Herbs to 70 cm tall, unbranched or rarely branched. Petiole 3-8 mm; leaf blade oblong-lanceolate, lanceolate, or oblanceolate, 4-14 × 1-3.5 cm, both surfaces glabrous, secondary veins 5-8 on each side of midvein, base cuneate to attenuate and decurrent onto petiole, margin slightly undulate to crenate, apex acute to acuminate. Flowers in axils of leaves or leaflike bracts, solitary or in dichasial clusters, sessile; bracteoles subleaflike, lanceolate to elliptic, 7-30 × 1.5-6.5 mm, abaxially glabrous. Calyx 7-8 mm; lobes lanceolate, outside sparsely pubescent with non-glandular trichomes, adaxially gland-tipped puberulent. Corolla purplish white, 4-5.5 cm; tube basally cylindric and ca. 2 mm wide for 2.2-3.5 cm; lobes 7-17 × 4-6 mm, subequal, apically undulate. Stamens with longer pair ca. 7 mm and shorter pair ca. 4 mm; filaments glabrous; anther thecae ca. 2 mm. Ovary glabrous; style sparsely villous. Capsule ca. 1.3 cm. Fl. Aug-Sep.
● Forests, along streams; 100-800 m. Anhui, Fujian, Guangdong, Guangxi, Hubei, Hunan, Jiangxi.

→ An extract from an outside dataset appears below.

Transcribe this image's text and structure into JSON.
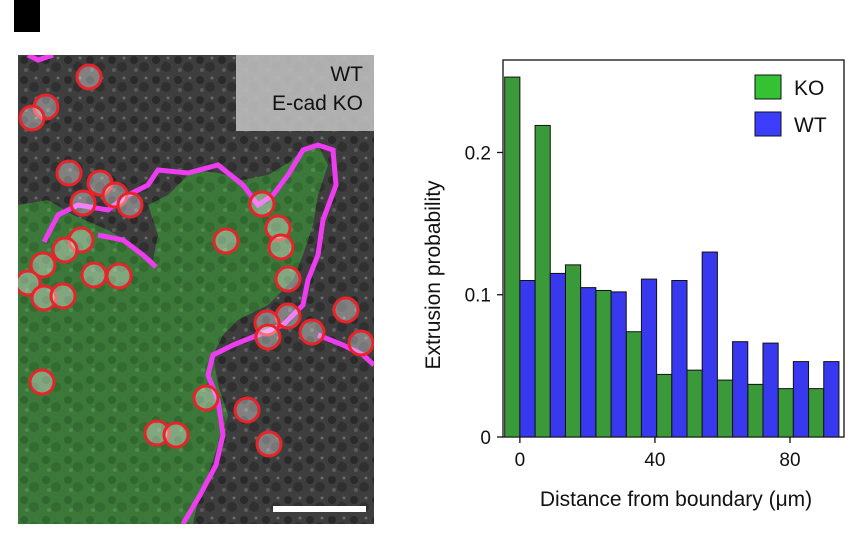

Ruellia venusta was treated under Leptosiphonium F. Mueller by C. C. Hu (FRPS 70: 56-58. 2002). Leptosiphonium is often treated as a section of Ruellia. The generic distinctions between Leptosiphonium and most Ruellia are based on floral form and color (white or yellowish corollas that are hypocrateriform in Leptosiphonium) and likely reflect different pollinators. It is doubtful that the genera are distinct, but the Chinese plants (with their purplish and funnelform corollas) more closely resemble those of Ruellia than Leptosiphonium.